We got engaged the week of his high school graduation and were married a year-and-a-half later, continued working in the restaurant business, and kept inching toward our dreams.  Being in the throes of youthful bliss, we would have never guessed we would celebrate our first anniversary with one of us in a wheelchair, and a very uncertain future ahead.
Well, I was the one who lifted the overweight bus-tub full of dishes, which made my future aspirations history in seconds.  It took only the distance between my hefting hands to the floor, where I deposited my load, to change everything I knew.  I remember only a feeling of my back muscles twinge like the string of a plucked violin, before a horrible burning sensation started. Like most athletes, I ignored the pain and assumed it was something that would work itself out.  “It” turned out to be three herniated discs, damaged to the point of no return, and impeding my ability to walk…ergo, the wheelchair. 
After surgery the doctor informed my husband, then 20, that the damage was more than the MRI’s or CAT scans showed, that I would probably never walk again, and that we should be looking for a wheel-chair accessible apartment. Can’t imagine what must have been going through his mind at that moment, but I was quick to offer him an “out”.  I volunteered to give him a divorce so he could re-marry a woman who would be able to “do” life with him the way I would not be able.  Because he was so young, and always had been into things like skiing, skating, climbing, and such, I felt it wouldn’t be fair to expect him to stay with me. Un-detoured, he reminded me that he vowed “in sickness and in health”… and meant it.  Completely blown away, I decided I would spend the rest of my life saying thank you.
I walk today, (and remind him often how lucky he is that I do), but I still look back and remember that as being such a devastating way to start our lives together, and continue to find ways to show my appreciation for what I have been given. 

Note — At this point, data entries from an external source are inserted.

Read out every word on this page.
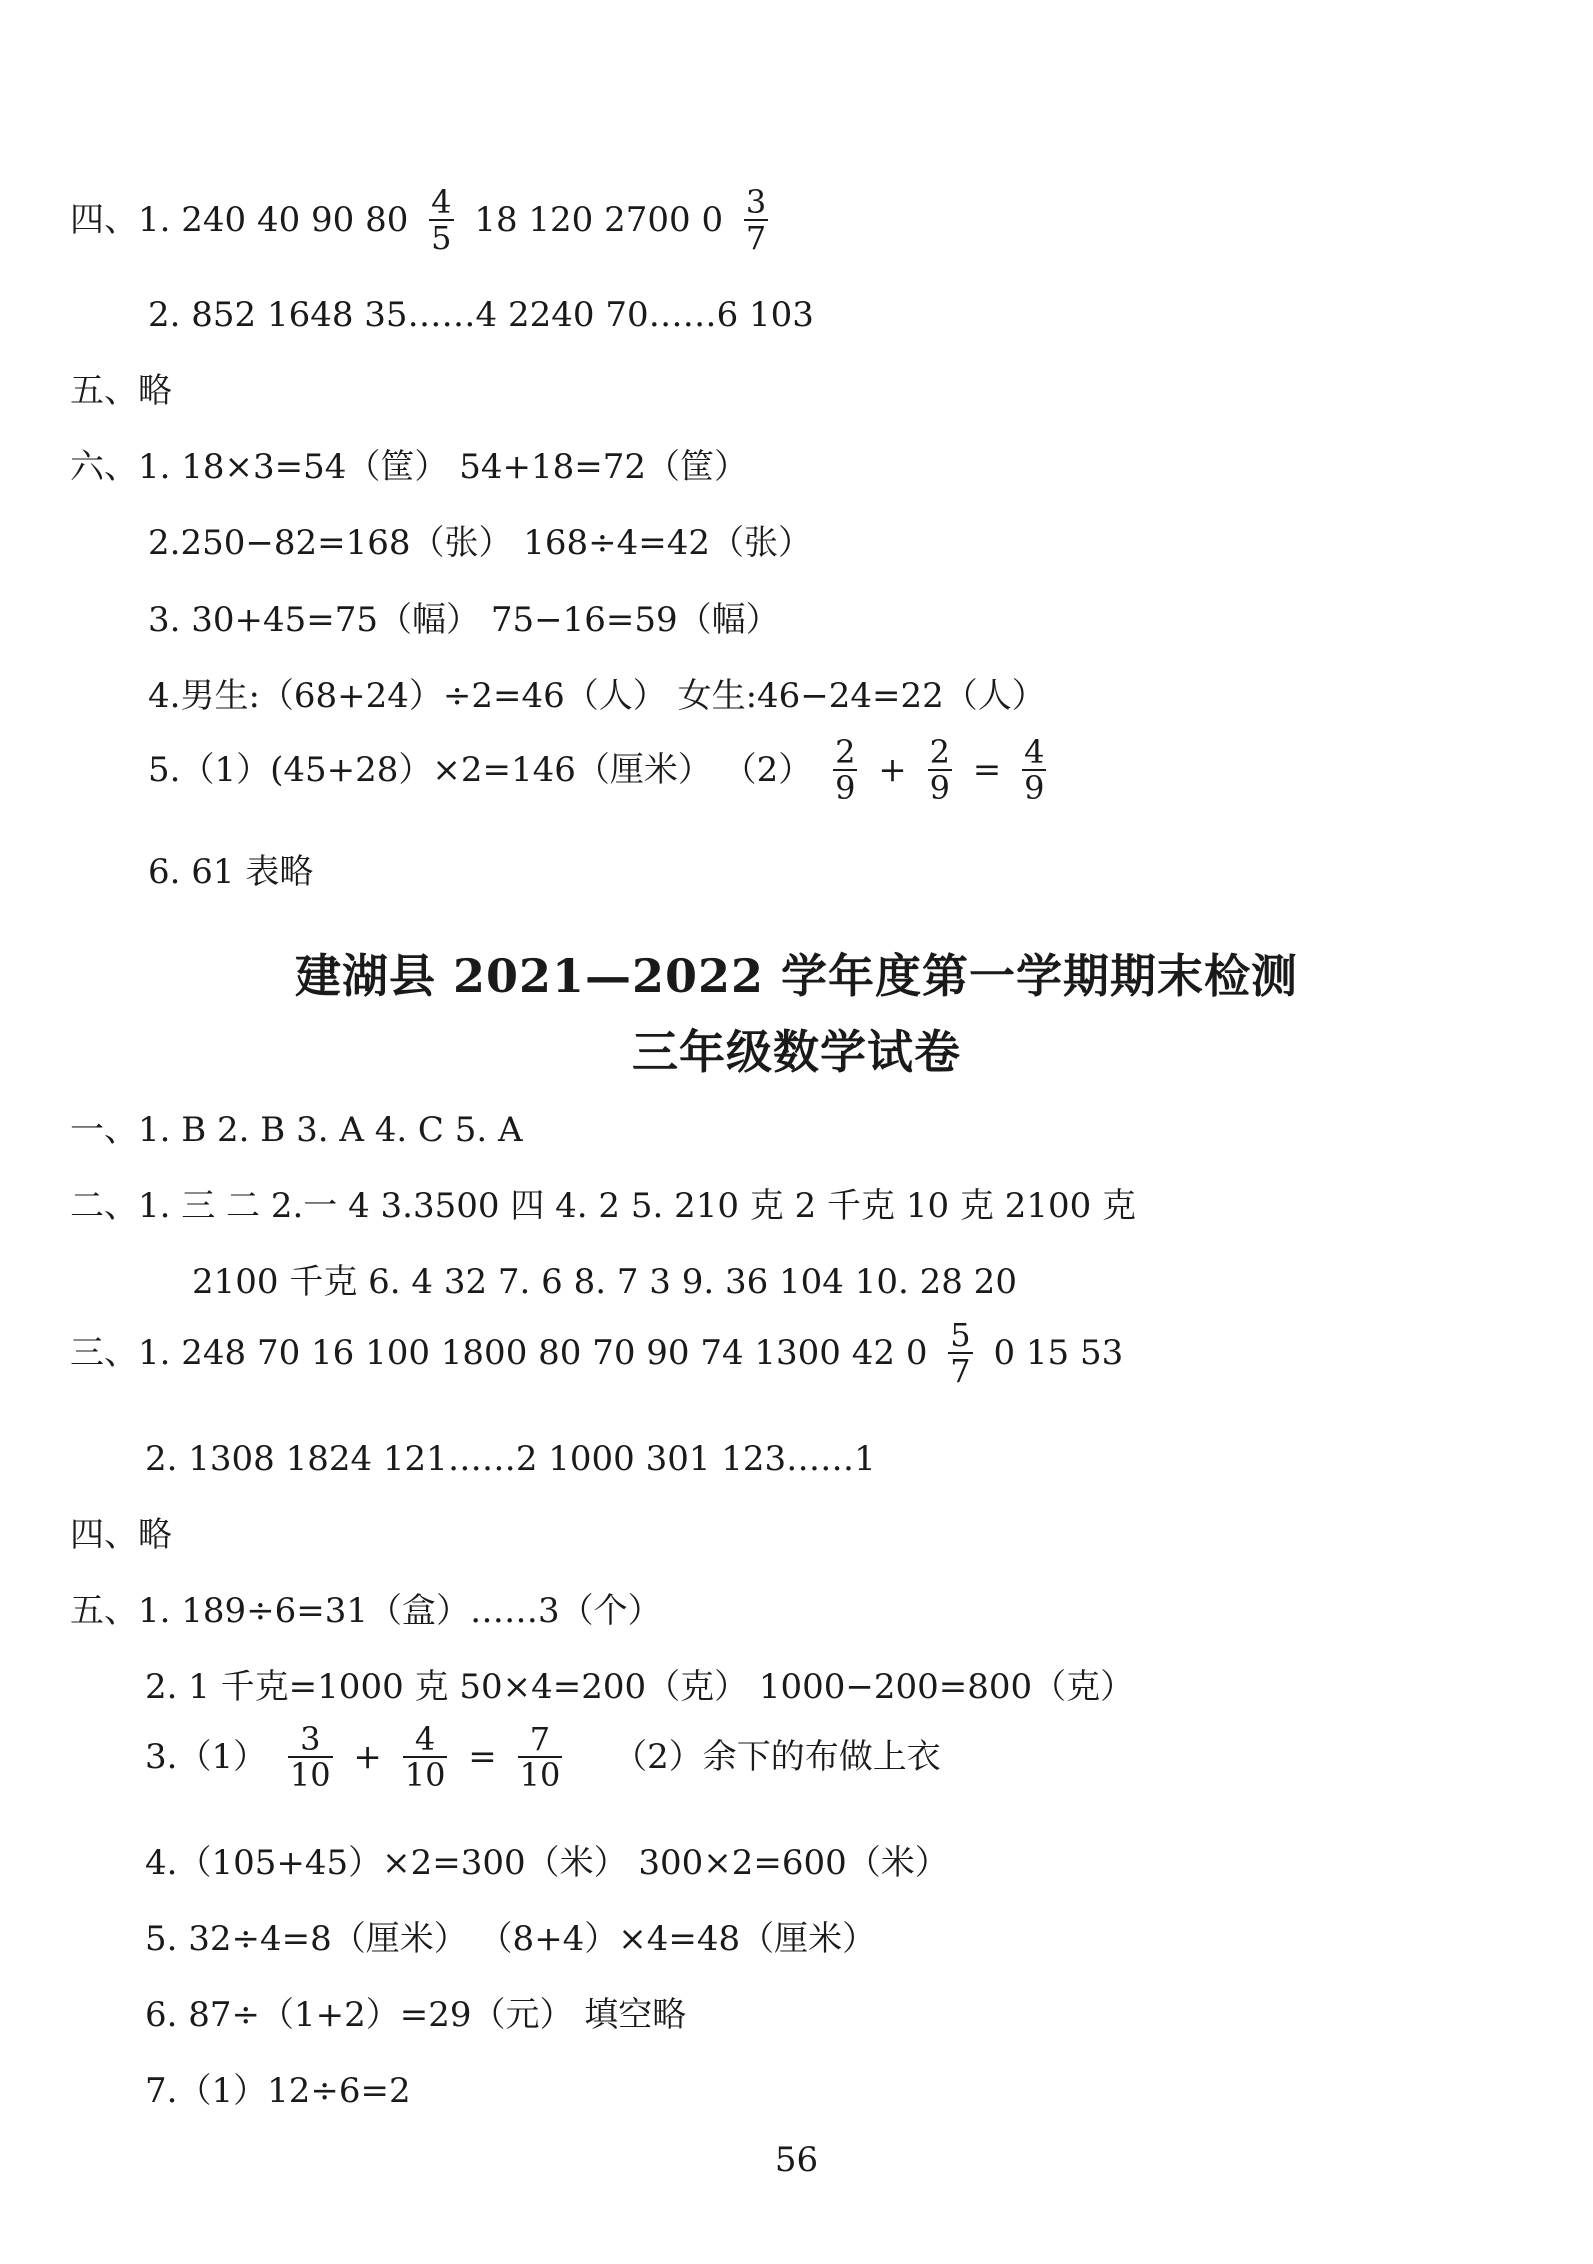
四、1. 240 40 90 $80 \frac{4}{5} 18$ 120 2700 $0 \frac{3}{7}$
2. 852 1648 35……4 2240 70……6 103
五、略
六、1. 18×3=54（筐） 54+18=72（筐）
2.250−82=168（张） 168÷4=42（张）
3. 30+45=75（幅） 75−16=59（幅）
4.男生:（68+24）÷2=46（人） 女生:46−24=22（人）
5.（1）(45+28）×2=146（厘米） $(2) \frac{2}{9} + \frac{2}{9} = \frac{4}{9}$
6. 61 表略
建湖县 2021—2022 学年度第一学期期末检测
三年级数学试卷
一、1. B 2. B 3. A 4. C 5. A
二、1. 三 二 2.一 4 3.3500 四 4. 2 5. 210 克 2 千克 10 克 2100 克
2100 千克 6. 4 32 7. 6 8. 7 3 9. 36 104 10. 28 20
三、1. 248 70 16 100 1800 80 70 90 74 1300 42 $0 \frac{5}{7} 0$ 15 53
2. 1308 1824 121……2 1000 301 123……1
四、略
五、1. 189÷6=31（盒）……3（个）
2. 1 千克=1000 克 50×4=200（克） 1000−200=800（克）
$3.(1) \frac{3}{10} + \frac{4}{10} = \frac{7}{10} (2)$余下的布做上衣
4.（105+45）×2=300（米） 300×2=600（米）
5. 32÷4=8（厘米） （8+4）×4=48（厘米）
6. 87÷（1+2）=29（元） 填空略
7.（1）12÷6=2
56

Not long after surgery, I was told I would probably have to have another procedure done, which would cost almost twice as much as the first.  Without the education to have jobs that would provide insurance, we had to consider what we would do next.  Mike’s choice was to join the Marine Corps, something he had wanted to do for a long time, but now had even more reason to do so.  It would provide the medical care I needed, an income for the short term, and an opportunity for him to get his degree for the long term…all of this in an effort to take care of me, and us, and adhering to the Marine Corps statute of never leaving a man behind (even if it is a woman!). And this is Semper Fi, “always faithful.”